Editorial

Dear Reader: Swag in the bag & Farewell Van


Swag is in the bag

Early last month The Star reported in one of its late editions that the City of Johannesburg has admitted that 33 tracts of council-owned land, including various parks and a nature reserve – all of it prime northern suburbs real estate – were fraudulently sold within a few weeks earlier this year.

They included well-used parks such as Norscott Koppies and the Kingfisher Nature Reserve in Fourways, and Mushroom Farm and part of Ernest Ullman Park in Sandton. All had been sold for well below their market value – assuming they were for sale – and all were sold to four related companies. This astounding revelation appears to have justified only a single follow-up story, also in The Star, a week later. There it was reported that the Johannesburg Property Company (JPC) – the entity that deals with city-owned property – had obtained interdicts from the Johannesburg High Court to stop the transactions. According to The Star, Verusha Morgan, for the JPC, said in her notice of motion to the high court that the city had been “bombarded” by a series of fraudulent transfers of council land.

The Star reported that the two companies that had bought 25 such tracts of city land for R82m from a mysterious intermediary party were nevertheless contending, court interdicts notwithstanding, that they are now the rightful owners of the properties.

The deals presently under investigation were handled by Irshad Sulliman, director of Zambrotti, and Salim Bobat, director of Zamien Investments (Pty) Ltd. Both men are directors of Zunaid Moti’s property group Abalengani. Both companies are, like so many other Moti companies, registered in Cradock, in the Eastern Cape.

Moti, a former director of Zambrotti Investments and one of the financiers, told The Star that the interdicts were “too late”: the transfers had already been completed by the deeds office. “The fat lady has already sung,” he is reported to have declared.

Of course we are not surprised to see Mr Moti starring as the triumphant possessor of a sack of stolen swag. What does surprise us is that the story did not make national news. Things have come to a pretty pass when up to R200m-worth of public land can be stolen from the country’s biggest city by fraudsters in a single raid – and not get a mention in the national media.

What makes us think there might be more to this story than meets the eye? Well, for a start, Mr Moti’s Abalengani Group is connected by marriage and money to the Midrand Mia family, who are closely associated with the Cachalias – who include a well-known ANC politician. And then there’s the mayor of Johannesburg, the honourable Mr Masondo, with whom they are all ever-so-well acquainted.

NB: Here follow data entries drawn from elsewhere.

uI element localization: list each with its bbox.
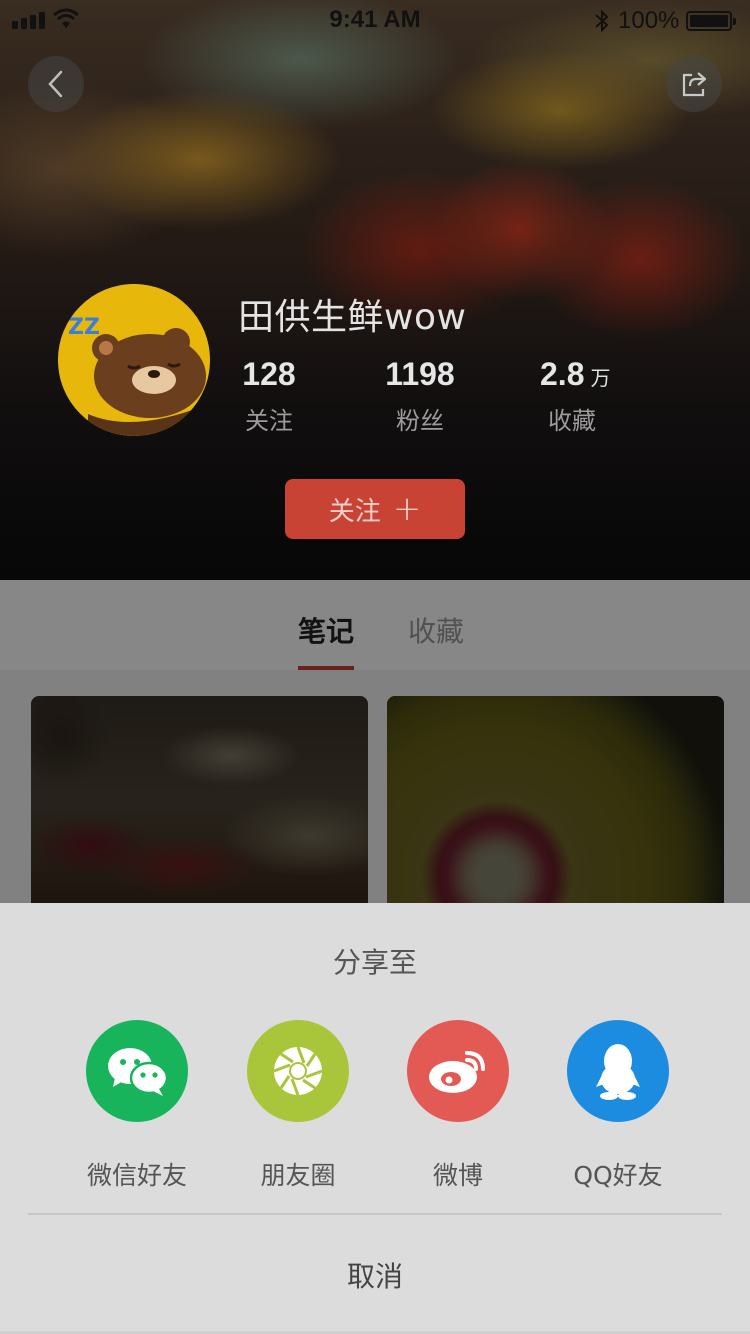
share-wechat-label: 微信好友 — [86, 1161, 187, 1190]
share-button[interactable] — [666, 56, 722, 112]
followers-count: 1198 — [385, 356, 455, 392]
qq-icon — [567, 1020, 669, 1122]
favorites-unit: 万 — [590, 366, 611, 390]
favorites-stat[interactable]: 2.8 万 收藏 — [540, 356, 630, 436]
follow-button[interactable]: 关注 + — [285, 479, 465, 539]
share-moments-label: 朋友圈 — [260, 1161, 336, 1190]
bluetooth-icon — [595, 9, 609, 33]
battery-icon — [686, 11, 736, 31]
plus-icon: + — [392, 489, 422, 529]
profile-header: 9:41 AM 100% ZZ 田供生鲜wow 128 关注 1198 粉丝 2… — [0, 0, 750, 580]
share-sheet-title: 分享至 — [332, 946, 417, 979]
share-icon — [682, 72, 707, 97]
share-qq-label: QQ好友 — [573, 1161, 663, 1190]
chevron-left-icon — [48, 70, 63, 98]
bear-sleeping-avatar: ZZ — [58, 284, 210, 436]
following-label: 关注 — [245, 407, 293, 435]
back-button[interactable] — [28, 56, 84, 112]
battery-percent: 100% — [618, 7, 680, 34]
status-bar: 9:41 AM 100% — [0, 0, 750, 40]
share-weibo-button[interactable]: 微博 — [378, 1020, 538, 1192]
following-stat[interactable]: 128 关注 — [236, 356, 302, 436]
follow-button-label: 关注 — [328, 496, 381, 527]
share-sheet-divider — [28, 1213, 722, 1215]
cancel-button[interactable]: 取消 — [0, 1233, 750, 1317]
share-moments-button[interactable]: 朋友圈 — [218, 1020, 378, 1192]
moments-icon — [247, 1020, 349, 1122]
share-weibo-label: 微博 — [432, 1161, 483, 1190]
share-sheet: 分享至 微信好友 朋友圈 微博 QQ好友 取消 — [0, 903, 750, 1334]
share-wechat-button[interactable]: 微信好友 — [57, 1020, 217, 1192]
avatar[interactable]: ZZ — [58, 284, 210, 436]
following-count: 128 — [242, 356, 296, 392]
weibo-icon — [407, 1020, 509, 1122]
favorites-label: 收藏 — [548, 407, 596, 435]
favorites-count: 2.8 — [540, 356, 585, 392]
username: 田供生鲜wow — [238, 297, 467, 338]
svg-text:ZZ: ZZ — [68, 315, 100, 340]
wechat-icon — [86, 1020, 188, 1122]
share-qq-button[interactable]: QQ好友 — [538, 1020, 698, 1192]
followers-label: 粉丝 — [396, 407, 444, 435]
followers-stat[interactable]: 1198 粉丝 — [382, 356, 458, 436]
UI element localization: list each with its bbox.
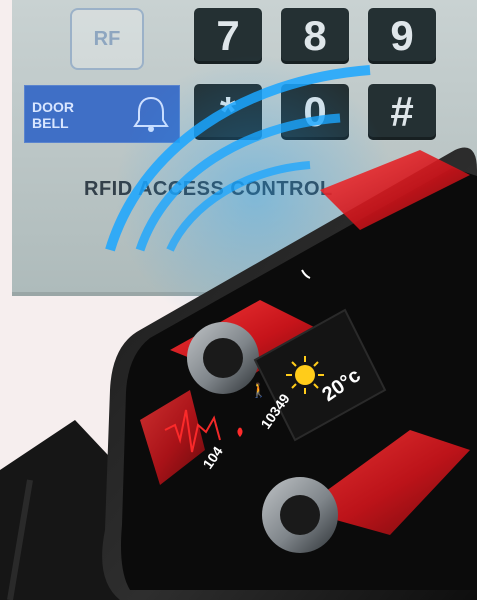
svg-text:🚶: 🚶 [250,382,267,399]
product-photo: RF DOOR BELL 7 8 9 * 0 # RFID ACCESS CON… [0,0,477,600]
smartwatch: 20°c 10349 104 🚶 [0,147,477,600]
walk-icon: 🚶 [250,382,267,399]
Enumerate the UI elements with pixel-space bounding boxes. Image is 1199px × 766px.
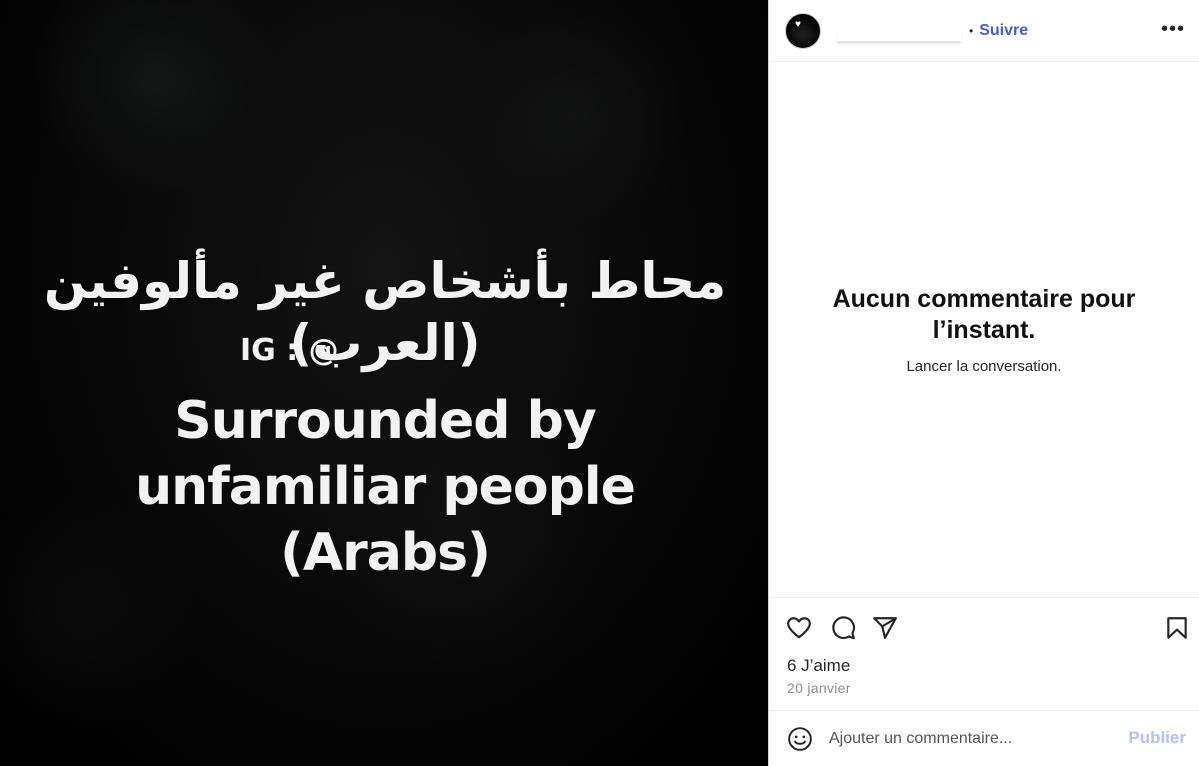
comment-bar: Publier	[769, 710, 1199, 766]
caption-english: Surrounded by unfamiliar people (Arabs)	[30, 388, 740, 586]
action-bar	[769, 597, 1199, 655]
avatar-heart-icon: ♥	[795, 18, 801, 30]
share-icon[interactable]	[872, 615, 898, 641]
post-date[interactable]: 20 janvier	[787, 680, 851, 696]
comments-area: Aucun commentaire pour l’instant. Lancer…	[769, 62, 1199, 597]
no-comments-title: Aucun commentaire pour l’instant.	[832, 285, 1136, 344]
caption-english-line1: Surrounded by unfamiliar people	[135, 391, 636, 517]
comment-input[interactable]	[829, 727, 1119, 751]
emoji-icon[interactable]	[787, 726, 813, 752]
likes-count[interactable]: 6 J’aime	[787, 656, 850, 676]
avatar[interactable]: ♥	[785, 12, 821, 49]
caption-ig-handle: IG : @	[240, 333, 339, 368]
start-conversation-text: Lancer la conversation.	[906, 358, 1062, 375]
post-media[interactable]: محاط بأشخاص غير مألوفين (العرب) IG : @ S…	[0, 0, 768, 766]
username-redacted[interactable]	[837, 28, 961, 43]
comment-icon[interactable]	[830, 615, 856, 641]
media-background	[0, 0, 768, 766]
publish-button[interactable]: Publier	[1128, 728, 1186, 748]
heart-icon[interactable]	[786, 615, 812, 641]
separator-dot: •	[969, 23, 974, 38]
caption-english-line2: (Arabs)	[280, 523, 491, 583]
bookmark-icon[interactable]	[1164, 615, 1190, 641]
more-options-icon[interactable]: •••	[1161, 18, 1185, 41]
follow-button[interactable]: Suivre	[979, 22, 1028, 40]
post-side-panel: ♥ • Suivre ••• Aucun commentaire pour l’…	[768, 0, 1199, 766]
caption-arabic: محاط بأشخاص غير مألوفين (العرب)	[43, 252, 727, 372]
post-header: ♥ • Suivre •••	[769, 0, 1199, 62]
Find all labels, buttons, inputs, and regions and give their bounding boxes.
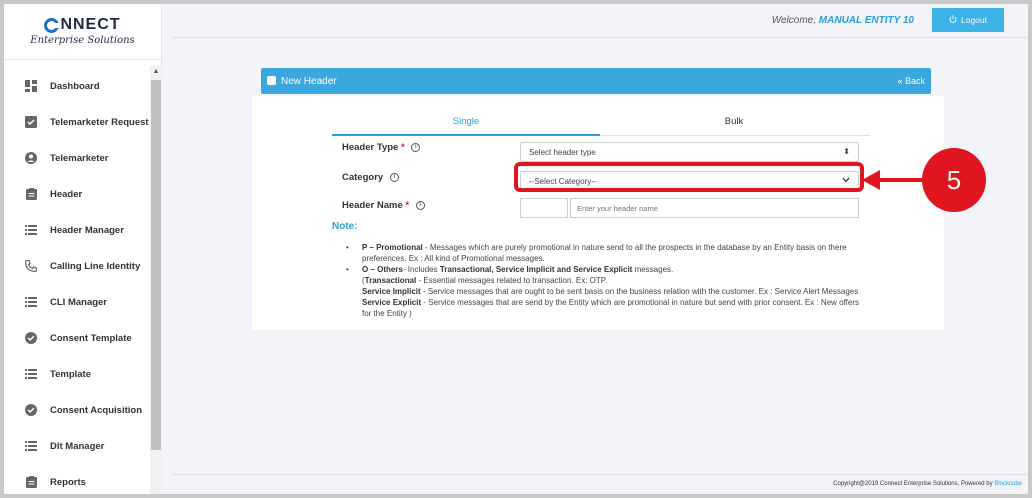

We gather from his silence that Mr Masondo hasn’t even heard about the little problem they’re having at the Johannesburg Property Company. Or maybe it’s just that he can’t see any point in making a fuss, since the fat lady has already sung her chorus line, “The swag is in the bag”?

Farewell Van... and thanks

You would not be reading this magazine were it not for Frederik van Zyl Slabbert’s belief that this small publication had an important role to play in South Africa’s evolving democracy. Had he not intervened on noseweek’s behalf, and secured the loan capital we needed to become viable (from his friend George Soros’s Media Development Loan Fund), we would have sunk into oblivion in 2003.

That let’s-do-it youthful optimism remained central to his character right to his final, seventieth year. For many of us, Nelson Mandela and Van Zyl Slabbert were the true pillars on which our new democracy would be based. Both presented extraordinarily charismatic figures: Mandela represented good-humoured fatherly wisdom; Slabbert, equally good-humoured, represented an almost naïve belief in a new, better future. (He inspired us, and many others, to cling to that belief, despite all the disappointments and differences we encountered along the way.) Even in body, he just never seemed to age.

Such big spirits simply can’t be racist. How much poorer – and meaner – our world would have been, had Van not been part of it.

To Jane, Tania and Riko: his friends (and there are a multitude of us) share your grief – and a treasure trove of happy, amazing memories.